My guess is that the benchmark setup would cost about 1m dollars to install (3 racks of commodity servers). The software is free. Naturally, Oracle aren't pushing this, when they charge 10s of millions for Oracle rack :)
This database has the potential to dethrone Spanner in a major way.
A lot of congrats and excitement, questions about who uses it in a production environment, very specific use-case questions, and of course the name.
Weird how predictable the response to one company/tech always is.
However....
If I worked at CockroachDB, and I saw the negative feedback around the name, I'd take it to heart. At the end of the day, the name is marketing for the hard work of their engineers, and marketing for the engineers that want to use this DB (remember, they need to sell it to their managers who may not be technical).
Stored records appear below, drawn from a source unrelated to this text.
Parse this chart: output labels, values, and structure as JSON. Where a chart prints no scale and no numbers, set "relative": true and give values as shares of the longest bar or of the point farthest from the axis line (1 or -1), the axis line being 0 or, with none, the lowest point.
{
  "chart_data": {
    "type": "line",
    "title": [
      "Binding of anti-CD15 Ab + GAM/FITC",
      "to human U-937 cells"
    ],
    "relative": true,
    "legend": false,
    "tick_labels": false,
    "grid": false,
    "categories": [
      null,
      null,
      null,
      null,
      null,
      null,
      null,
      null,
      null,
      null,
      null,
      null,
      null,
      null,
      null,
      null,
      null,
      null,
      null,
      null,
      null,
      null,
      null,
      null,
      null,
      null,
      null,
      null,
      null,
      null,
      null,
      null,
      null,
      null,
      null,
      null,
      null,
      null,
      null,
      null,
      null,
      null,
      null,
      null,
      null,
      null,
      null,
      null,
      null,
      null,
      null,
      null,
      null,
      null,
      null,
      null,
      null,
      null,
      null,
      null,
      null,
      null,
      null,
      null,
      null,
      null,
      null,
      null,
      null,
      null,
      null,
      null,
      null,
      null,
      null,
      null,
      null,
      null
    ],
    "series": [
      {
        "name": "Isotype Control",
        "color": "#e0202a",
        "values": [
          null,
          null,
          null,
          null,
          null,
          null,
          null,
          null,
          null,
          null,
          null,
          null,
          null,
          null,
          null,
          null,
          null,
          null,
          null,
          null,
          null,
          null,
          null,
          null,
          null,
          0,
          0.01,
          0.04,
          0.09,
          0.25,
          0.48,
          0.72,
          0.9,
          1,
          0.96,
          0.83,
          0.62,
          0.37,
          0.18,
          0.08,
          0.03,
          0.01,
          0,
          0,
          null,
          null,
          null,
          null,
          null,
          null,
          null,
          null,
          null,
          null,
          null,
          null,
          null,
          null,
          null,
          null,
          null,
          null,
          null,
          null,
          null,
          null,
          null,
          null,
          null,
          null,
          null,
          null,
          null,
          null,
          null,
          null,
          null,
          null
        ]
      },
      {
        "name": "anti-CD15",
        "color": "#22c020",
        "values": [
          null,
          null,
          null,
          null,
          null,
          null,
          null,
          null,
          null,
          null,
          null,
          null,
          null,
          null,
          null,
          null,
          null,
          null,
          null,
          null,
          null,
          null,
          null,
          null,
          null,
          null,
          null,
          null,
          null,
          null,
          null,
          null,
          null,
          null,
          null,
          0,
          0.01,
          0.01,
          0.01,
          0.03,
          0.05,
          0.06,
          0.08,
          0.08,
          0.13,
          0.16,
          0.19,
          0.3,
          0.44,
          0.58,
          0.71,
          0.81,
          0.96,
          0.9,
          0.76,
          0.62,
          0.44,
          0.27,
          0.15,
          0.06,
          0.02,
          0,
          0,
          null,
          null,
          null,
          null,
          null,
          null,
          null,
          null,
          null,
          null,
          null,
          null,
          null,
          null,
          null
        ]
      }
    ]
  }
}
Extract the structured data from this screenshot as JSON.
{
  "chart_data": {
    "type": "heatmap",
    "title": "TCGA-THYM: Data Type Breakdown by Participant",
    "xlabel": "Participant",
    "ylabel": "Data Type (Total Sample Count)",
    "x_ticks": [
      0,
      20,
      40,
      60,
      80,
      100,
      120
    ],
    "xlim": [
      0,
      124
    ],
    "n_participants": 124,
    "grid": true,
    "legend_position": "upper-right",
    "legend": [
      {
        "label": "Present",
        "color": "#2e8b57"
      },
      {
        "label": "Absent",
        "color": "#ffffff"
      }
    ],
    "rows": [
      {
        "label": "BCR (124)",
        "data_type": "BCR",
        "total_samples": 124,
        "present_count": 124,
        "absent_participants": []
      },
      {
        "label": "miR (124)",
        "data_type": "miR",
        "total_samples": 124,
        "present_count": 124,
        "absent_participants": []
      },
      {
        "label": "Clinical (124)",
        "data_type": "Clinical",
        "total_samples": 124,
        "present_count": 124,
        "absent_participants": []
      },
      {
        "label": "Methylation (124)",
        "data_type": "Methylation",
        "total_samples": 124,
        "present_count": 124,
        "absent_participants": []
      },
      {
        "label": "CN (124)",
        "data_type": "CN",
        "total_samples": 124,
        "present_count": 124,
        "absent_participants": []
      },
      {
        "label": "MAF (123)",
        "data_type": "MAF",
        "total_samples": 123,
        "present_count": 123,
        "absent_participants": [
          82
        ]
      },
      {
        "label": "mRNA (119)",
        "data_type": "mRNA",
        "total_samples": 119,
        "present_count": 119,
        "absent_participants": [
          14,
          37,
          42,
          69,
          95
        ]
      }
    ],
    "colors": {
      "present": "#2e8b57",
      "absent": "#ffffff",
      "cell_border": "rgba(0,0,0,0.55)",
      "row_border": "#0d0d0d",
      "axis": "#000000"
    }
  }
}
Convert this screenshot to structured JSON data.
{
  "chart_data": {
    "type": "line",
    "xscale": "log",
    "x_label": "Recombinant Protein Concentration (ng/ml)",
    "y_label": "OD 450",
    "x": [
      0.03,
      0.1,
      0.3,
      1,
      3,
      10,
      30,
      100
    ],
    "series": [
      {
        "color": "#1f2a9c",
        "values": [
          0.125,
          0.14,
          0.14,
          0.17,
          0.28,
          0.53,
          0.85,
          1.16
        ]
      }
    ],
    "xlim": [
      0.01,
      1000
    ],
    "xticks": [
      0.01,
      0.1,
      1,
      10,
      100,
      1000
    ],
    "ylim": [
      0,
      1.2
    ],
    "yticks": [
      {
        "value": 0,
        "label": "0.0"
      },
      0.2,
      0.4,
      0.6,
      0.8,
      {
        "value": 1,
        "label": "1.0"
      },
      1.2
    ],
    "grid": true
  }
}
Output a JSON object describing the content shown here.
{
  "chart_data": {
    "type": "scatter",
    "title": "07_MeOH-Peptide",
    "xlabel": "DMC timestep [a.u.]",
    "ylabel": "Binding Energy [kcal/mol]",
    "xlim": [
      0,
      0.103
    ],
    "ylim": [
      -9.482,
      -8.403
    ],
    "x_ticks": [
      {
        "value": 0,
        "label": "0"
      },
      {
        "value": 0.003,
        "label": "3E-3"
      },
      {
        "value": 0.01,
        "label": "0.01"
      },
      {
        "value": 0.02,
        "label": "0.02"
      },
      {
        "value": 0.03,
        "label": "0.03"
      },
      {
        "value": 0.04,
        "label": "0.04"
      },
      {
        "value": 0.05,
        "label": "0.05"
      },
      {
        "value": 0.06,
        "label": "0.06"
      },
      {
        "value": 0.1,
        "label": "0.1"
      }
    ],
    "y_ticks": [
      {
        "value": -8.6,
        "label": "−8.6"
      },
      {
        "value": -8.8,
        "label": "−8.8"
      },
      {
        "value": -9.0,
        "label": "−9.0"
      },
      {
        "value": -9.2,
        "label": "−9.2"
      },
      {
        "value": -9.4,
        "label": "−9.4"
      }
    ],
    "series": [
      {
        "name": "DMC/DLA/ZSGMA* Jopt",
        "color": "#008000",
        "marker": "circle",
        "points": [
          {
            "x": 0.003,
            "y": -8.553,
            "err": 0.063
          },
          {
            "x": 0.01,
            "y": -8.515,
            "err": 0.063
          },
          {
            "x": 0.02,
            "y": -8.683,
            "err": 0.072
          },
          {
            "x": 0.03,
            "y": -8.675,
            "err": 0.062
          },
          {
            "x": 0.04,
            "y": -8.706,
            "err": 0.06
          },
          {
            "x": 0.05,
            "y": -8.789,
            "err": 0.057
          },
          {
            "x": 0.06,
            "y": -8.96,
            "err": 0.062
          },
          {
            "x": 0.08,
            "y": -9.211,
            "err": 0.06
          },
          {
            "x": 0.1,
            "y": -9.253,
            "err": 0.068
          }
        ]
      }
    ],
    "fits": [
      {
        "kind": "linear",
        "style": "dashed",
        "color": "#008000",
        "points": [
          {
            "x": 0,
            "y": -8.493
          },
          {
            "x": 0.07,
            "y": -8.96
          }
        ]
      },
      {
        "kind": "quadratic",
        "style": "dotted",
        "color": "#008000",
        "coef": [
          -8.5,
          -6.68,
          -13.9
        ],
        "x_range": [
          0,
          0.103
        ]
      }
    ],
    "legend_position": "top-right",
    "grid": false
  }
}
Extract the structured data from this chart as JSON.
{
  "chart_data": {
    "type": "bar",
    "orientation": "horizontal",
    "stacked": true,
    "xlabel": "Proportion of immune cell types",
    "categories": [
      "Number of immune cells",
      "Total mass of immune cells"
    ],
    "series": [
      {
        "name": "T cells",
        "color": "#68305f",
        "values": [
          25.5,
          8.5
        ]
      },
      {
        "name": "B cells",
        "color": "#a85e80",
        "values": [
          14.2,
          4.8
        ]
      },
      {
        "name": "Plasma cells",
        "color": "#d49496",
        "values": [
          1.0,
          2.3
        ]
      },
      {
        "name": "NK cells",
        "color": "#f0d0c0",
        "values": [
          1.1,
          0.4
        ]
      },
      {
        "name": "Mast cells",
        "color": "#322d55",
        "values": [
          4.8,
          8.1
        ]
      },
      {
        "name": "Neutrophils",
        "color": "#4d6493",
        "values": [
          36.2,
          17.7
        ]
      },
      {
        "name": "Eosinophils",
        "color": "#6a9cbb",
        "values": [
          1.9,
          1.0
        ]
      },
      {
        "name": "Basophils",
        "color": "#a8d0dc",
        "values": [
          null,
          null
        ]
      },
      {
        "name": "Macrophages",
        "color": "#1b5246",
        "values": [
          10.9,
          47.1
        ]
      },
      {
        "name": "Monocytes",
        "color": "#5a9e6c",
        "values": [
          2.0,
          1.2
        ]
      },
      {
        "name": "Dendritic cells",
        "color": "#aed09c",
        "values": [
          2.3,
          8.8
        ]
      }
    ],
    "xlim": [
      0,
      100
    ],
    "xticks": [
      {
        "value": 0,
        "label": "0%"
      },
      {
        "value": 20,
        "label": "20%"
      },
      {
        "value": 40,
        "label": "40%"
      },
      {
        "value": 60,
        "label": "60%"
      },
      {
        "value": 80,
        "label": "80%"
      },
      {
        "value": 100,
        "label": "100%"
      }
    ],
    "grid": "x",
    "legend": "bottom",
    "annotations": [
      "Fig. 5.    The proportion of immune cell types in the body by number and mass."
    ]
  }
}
This issue can show up in unexpected ways. For example, for cloud providers like Compose (IBM company), would they be comfortable with putting "CockroachDB" on the front page? They might if it's good enough, but it's at least a consideration (i.e. another meeting, another stakeholder to convince).
Or how about an enterprise company that's going through due diligence, and when their client asks them about their tech stack do they say "CockroachDB" or do they obfuscate the name by saying "It's a high-performance distributed database". That's a crucial moment to market CockroachDB, and it could get lost. As sad as it is, saying that you're using MySQL "because Oracle" is a point of leverage for some sales people.
Is the name worth it? Asking honestly.
Enterprise pricing generally basically scales with the size of your company/budget and how much trouble they think you'll be worth as a customer.
As a rule of thumb, it starts at just above 1000 USD per unit, and goes up from there.
Many contracts are bespoke orders especially when you're dealing with a small company, so you can't have transparency since there isn't a single product.
https://blogs.msdn.microsoft.com/e7/2009/05/02/a-little-bit-...
[1] github.com/heroiclabs/nakama
A n1-highcpu-16 GCE VM costs $289.84/month. Local SSDs are added at 375GB per drive, and they cost $30/month at $0.08 per GB. I highly doubt you could fit the ~1250 warehouses (what got you the peak TPM-C) on 375GB local SSD, but I have to make assumptions here! So, now you're paying $319.84 per instance per month, or $949.52 for 3 of these instances.
At 16,150 TPC-C, you're paying roughly $0.06 per TPC-C, or, looking at it the other way, you're getting 16.83 TPC-C per dollar spent each month. Is that good? I don't know!
Now, the really interesting question is, is that TPC-C/$ on CRDB 2.0 actually better than TPC-C/$ on CRDB 1.1? The answer lies in how many local SSDs you have to provision to reach that peak throughput. Peak is at ~1300 warehouses on CRDB 2.0, and ~800 warehouses on CRDB 1.1.
Does anyone with more knowledge here know how much storage you need per warehouse in the TPC-C test?
edit: Looking into it even further, I agree with the co-author's response here that TPC-C is still an appropriate metric. TPC-E is different and newer but still not as widely used.
We chose TPC-C because it's far more understood than TPC-E in 2018. We wanted to provide understandable benchmarks that can be put into context with other databases. Other databases report TPC-C numbers, so we choose to do so as well.
Transactional writes are likely the slowest thing since they need to talk to all replicas.
Would be great to see how it compares against postgres in similar scenarios.